Freddie assentiu. “E por um tempo, ela foi livre. Por um tempo, ela teve felicidade. Ela teve amor. Ela teve Sophie.” Suas mãos se apertaram ao lado do corpo. “Mas o que fizeram com ela naquele lugar… não a deixou ir. Nunca a deixou ir.”
“Ela não teve chance além de morrer,” Sophie disse suavemente, e a resignação adulta em sua jovem voz fez meu peito doer. “Papai tentou salvá-la.
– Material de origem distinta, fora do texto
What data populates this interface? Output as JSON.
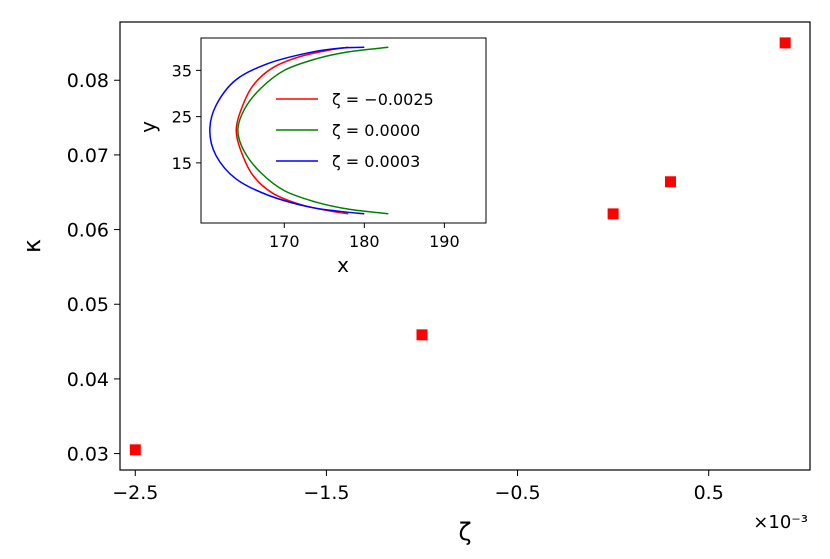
{
  "chart_data": [
    {
      "type": "scatter",
      "xlabel": "ζ",
      "ylabel": "κ",
      "x_scale_label": "×10⁻³",
      "xlim": [
        -2.58,
        1.03
      ],
      "ylim": [
        0.0278,
        0.0878
      ],
      "xticks": [
        -2.5,
        -1.5,
        -0.5,
        0.5
      ],
      "xtick_labels": [
        "−2.5",
        "−1.5",
        "−0.5",
        "0.5"
      ],
      "yticks": [
        0.03,
        0.04,
        0.05,
        0.06,
        0.07,
        0.08
      ],
      "ytick_labels": [
        "0.03",
        "0.04",
        "0.05",
        "0.06",
        "0.07",
        "0.08"
      ],
      "marker": "square",
      "color": "#ff0000",
      "x": [
        -2.5,
        -1.0,
        0.0,
        0.3,
        0.9
      ],
      "y": [
        0.0305,
        0.0459,
        0.0621,
        0.0664,
        0.085
      ]
    },
    {
      "type": "line",
      "xlabel": "x",
      "ylabel": "y",
      "xlim": [
        159.6,
        195.2
      ],
      "ylim": [
        2.0,
        42.0
      ],
      "xticks": [
        170,
        180,
        190
      ],
      "xtick_labels": [
        "170",
        "180",
        "190"
      ],
      "yticks": [
        15,
        25,
        35
      ],
      "ytick_labels": [
        "15",
        "25",
        "35"
      ],
      "legend_position": "upper-center",
      "series": [
        {
          "name": "ζ = −0.0025",
          "color": "#ff0000",
          "x": [
            178.0,
            176.0,
            172.0,
            168.5,
            166.0,
            164.5,
            164.0,
            164.5,
            166.0,
            168.5,
            172.0,
            176.0,
            178.0
          ],
          "y": [
            40.0,
            39.5,
            38.0,
            35.5,
            31.5,
            26.0,
            22.0,
            18.0,
            12.5,
            8.5,
            6.0,
            4.5,
            4.0
          ]
        },
        {
          "name": "ζ = 0.0000",
          "color": "#008000",
          "x": [
            183.0,
            178.0,
            174.0,
            170.0,
            167.0,
            165.0,
            164.2,
            165.0,
            167.0,
            170.0,
            174.0,
            178.0,
            183.0
          ],
          "y": [
            40.0,
            39.0,
            37.5,
            35.0,
            31.0,
            26.5,
            22.0,
            17.5,
            13.0,
            9.0,
            6.5,
            5.0,
            4.0
          ]
        },
        {
          "name": "ζ = 0.0003",
          "color": "#0000ff",
          "x": [
            180.0,
            177.0,
            173.0,
            168.0,
            164.0,
            161.5,
            160.7,
            161.5,
            164.0,
            168.0,
            173.0,
            177.0,
            180.0
          ],
          "y": [
            40.0,
            39.8,
            38.8,
            36.5,
            33.0,
            27.5,
            22.0,
            16.5,
            11.5,
            8.0,
            5.5,
            4.5,
            4.0
          ]
        }
      ]
    }
  ]
}
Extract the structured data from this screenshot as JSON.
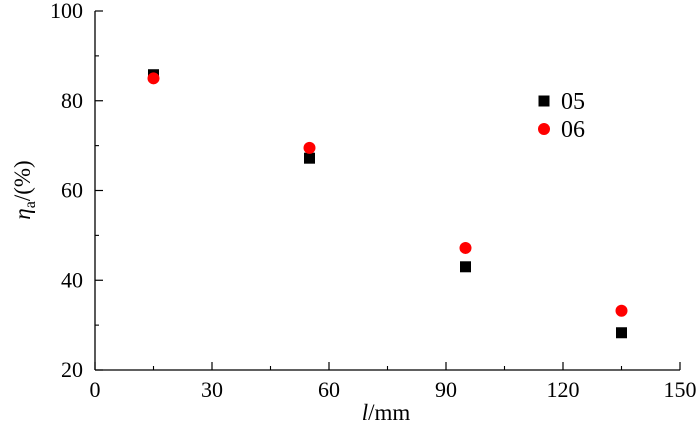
{
  "chart_data": {
    "type": "scatter",
    "title": "",
    "xlabel": {
      "var": "l",
      "unit": "/mm"
    },
    "ylabel": {
      "var": "η",
      "sub": "a",
      "unit": "/(%)"
    },
    "xlim": [
      0,
      150
    ],
    "ylim": [
      20,
      100
    ],
    "x_ticks": [
      0,
      30,
      60,
      90,
      120,
      150
    ],
    "y_ticks": [
      20,
      40,
      60,
      80,
      100
    ],
    "grid": false,
    "legend_position": "right",
    "series": [
      {
        "name": "05",
        "marker": "square",
        "color": "#000000",
        "x": [
          15,
          55,
          95,
          135
        ],
        "y": [
          85.8,
          67.2,
          43.0,
          28.3
        ]
      },
      {
        "name": "06",
        "marker": "circle",
        "color": "#ff0000",
        "x": [
          15,
          55,
          95,
          135
        ],
        "y": [
          85.0,
          69.5,
          47.2,
          33.2
        ]
      }
    ]
  }
}
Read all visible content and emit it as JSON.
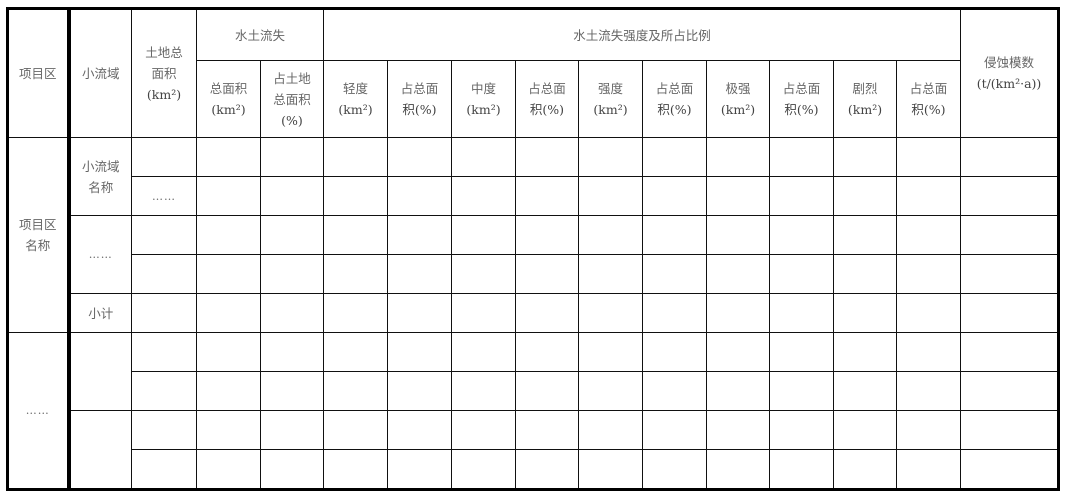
{
  "header": {
    "project_area": "项目区",
    "small_watershed": "小流域",
    "land_area": [
      "土地总",
      "面积",
      "(km²)"
    ],
    "soil_loss": "水土流失",
    "soil_loss_total": [
      "总面积",
      "(km²)"
    ],
    "soil_loss_pct": [
      "占土地",
      "总面积",
      "(%)"
    ],
    "intensity_group": "水土流失强度及所占比例",
    "intensity_cols": [
      [
        "轻度",
        "(km²)"
      ],
      [
        "占总面",
        "积(%)"
      ],
      [
        "中度",
        "(km²)"
      ],
      [
        "占总面",
        "积(%)"
      ],
      [
        "强度",
        "(km²)"
      ],
      [
        "占总面",
        "积(%)"
      ],
      [
        "极强",
        "(km²)"
      ],
      [
        "占总面",
        "积(%)"
      ],
      [
        "剧烈",
        "(km²)"
      ],
      [
        "占总面",
        "积(%)"
      ]
    ],
    "erosion_modulus": [
      "侵蚀模数",
      "(t/(km²·a))"
    ]
  },
  "body": {
    "group1_project": [
      "项目区",
      "名称"
    ],
    "group1_watershed": [
      "小流域",
      "名称"
    ],
    "group1_land_area_row2": "……",
    "group1_watershed_more": "……",
    "subtotal": "小计",
    "group2_project": "……"
  }
}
Ele tentou de tudo. Mas o Cautério…” Ela fez uma pausa, as lágrimas agora fluindo livremente por suas bochechas. “Ele tira mais do que só seu corpo. Ele tira pedaços da sua alma. E eventualmente, não sobra nada.”
Eve fez um som sufocado ao meu lado. Alcancei sua mão, encontrando-a trêmula.
“As flores,” disse ele. “Elas crescem por causa do que ela sofreu. Por causa do que ela se tornou.”
A mandíbula de Freddie se moveu, como se ele estivesse procurando por palavras que não existiam. Ele rangeu os dentes, olhando para suas mãos. “É difícil de explicar. É muito…” Ele parou, então encontrou meus olhos. “Talvez seja por isso que eu não possa abrigar ódio—quando eu sei a verdade, ou pelo menos seu primo distante, do que o chamado Alfa deles faz além da fronteira.”
Seu olhar mudou para Sophie, a voz carregada de emoção. “A pequena senhorita não estava segura lá. Nem aqui, onde ela seria chamada de xingamentos porque seus caninos não tinham o comprimento ou a nitidez corretos.” Sua voz se quebrou. “Eu a observei crescer, amar e aprender como teria observado minhas próprias pequenas meninas. Não havia diferença.”
O lábio de Sophie começou a tremer. “Não chore… Freddie,”
Ele fungou e sorriu para ela. “O que você disser, pequena senhorita,” ele assegurou. “Eu não vou chorar.” Ele assegurou.
Ele ergueu a cabeça, sua voz ainda tensa de emoção. “Vamos para os túneis, estamos descendo.”